Out to tea to the Kings Wark  in Leith, within a 5 minute walk of our flat. Seafood soup for Toni and Scottish Angus for Ross.







Sunday, 25 May 2014

Hiya Edinburgh

The general Scottish greeting is "hiya" and you hear it absolutely everywhere from all types  and ages. A generic gidday.

We headed south east towards Edinburgh and passed through quite a few villages; Dunblane with its beautiful Cathedral and famous for Andy Murray through to Stirling with its Castle and William Wallace memorial.



Falkirk with it's amazing Kelpies Sculpture - 30 metres high and weighing in at 300 tonne each - spectacular in all weathers - a celebration of the horses historical contribution to Britain.

A few miles along the canals and we found the Falkirk Wheel - an engineering extravaganza that moves canal boats from one level to another- the boats drive into the dock and then the whole thing rotates and deposits the boats at the other point, up or down.

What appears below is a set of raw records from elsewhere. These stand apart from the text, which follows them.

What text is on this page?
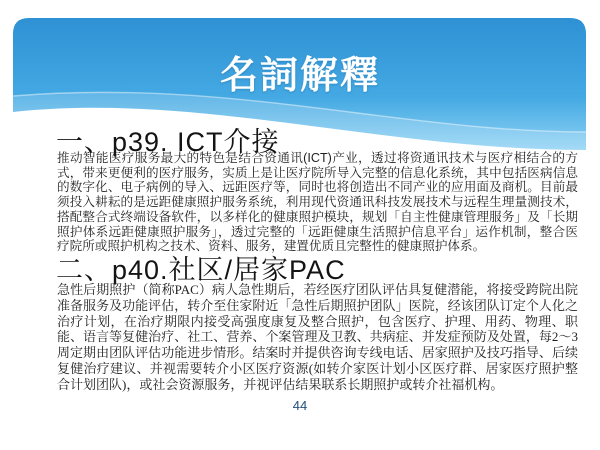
名詞解釋
一、p39. ICT介接

推动智能医疗服务最大的特色是结合资通讯(ICT)产业，透过将资通讯技术与医疗相结合的方式，带来更便利的医疗服务，实质上是让医疗院所导入完整的信息化系统，其中包括医病信息的数字化、电子病例的导入、远距医疗等，同时也将创造出不同产业的应用面及商机。目前最须投入耕耘的是远距健康照护服务系统，利用现代资通讯科技发展技术与远程生理量测技术，搭配整合式终端设备软件，以多样化的健康照护模块，规划「自主性健康管理服务」及「长期照护体系远距健康照护服务」，透过完整的「远距健康生活照护信息平台」运作机制，整合医疗院所或照护机构之技术、资料、服务，建置优质且完整性的健康照护体系。

二、p40.社区/居家PAC

急性后期照护（简称PAC）病人急性期后，若经医疗团队评估具复健潜能，将接受跨院出院准备服务及功能评估，转介至住家附近「急性后期照护团队」医院，经该团队订定个人化之治疗计划，在治疗期限内接受高强度康复及整合照护，包含医疗、护理、用药、物理、职能、语言等复健治疗、社工、营养、个案管理及卫教、共病症、并发症预防及处置，每2～3周定期由团队评估功能进步情形。结案时并提供咨询专线电话、居家照护及技巧指导、后续复健治疗建议、并视需要转介小区医疗资源(如转介家医计划小区医疗群、居家医疗照护整合计划团队)，或社会资源服务，并视评估结果联系长期照护或转介社福机构。

44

We drove into Edinburgh arriving a bit late - forgot it was Friday before a long weekend and the traffic was slow, into our new flat - lovely but obviously a flat and not a home. It overlooks the canal and in the evening we can sit in the lounge and watch seagulls, swans and ducks all swimming around and feeding while we have a wine. As it doesn't get dark until 10:30 we have plenty of time.



We went for a walk down around the dock area and found some very flash restaurants - quite a few with Michelin stars but decided on curries instead. Ross made me walk for miles to find the Britannia.


The next day we caught a bus into town, a walk through the Farmers Markets and onto Edinburgh castle. We just caught the 1o'clock gun salute, frightened the bejesus out of us and took the audio tour of the compound, learning lots of interesting facts about the castle and the military background  of the place. You can see for miles and all over the new town and old town as well as the docks and lots of historical buildings.









Wandered the Royal Mile or as Ross calls it - the Royal 1760 yards, through all the touristy shops, passed a wedding with a piper, down to Holyrood Palace and then it was a bus trip home. A full day.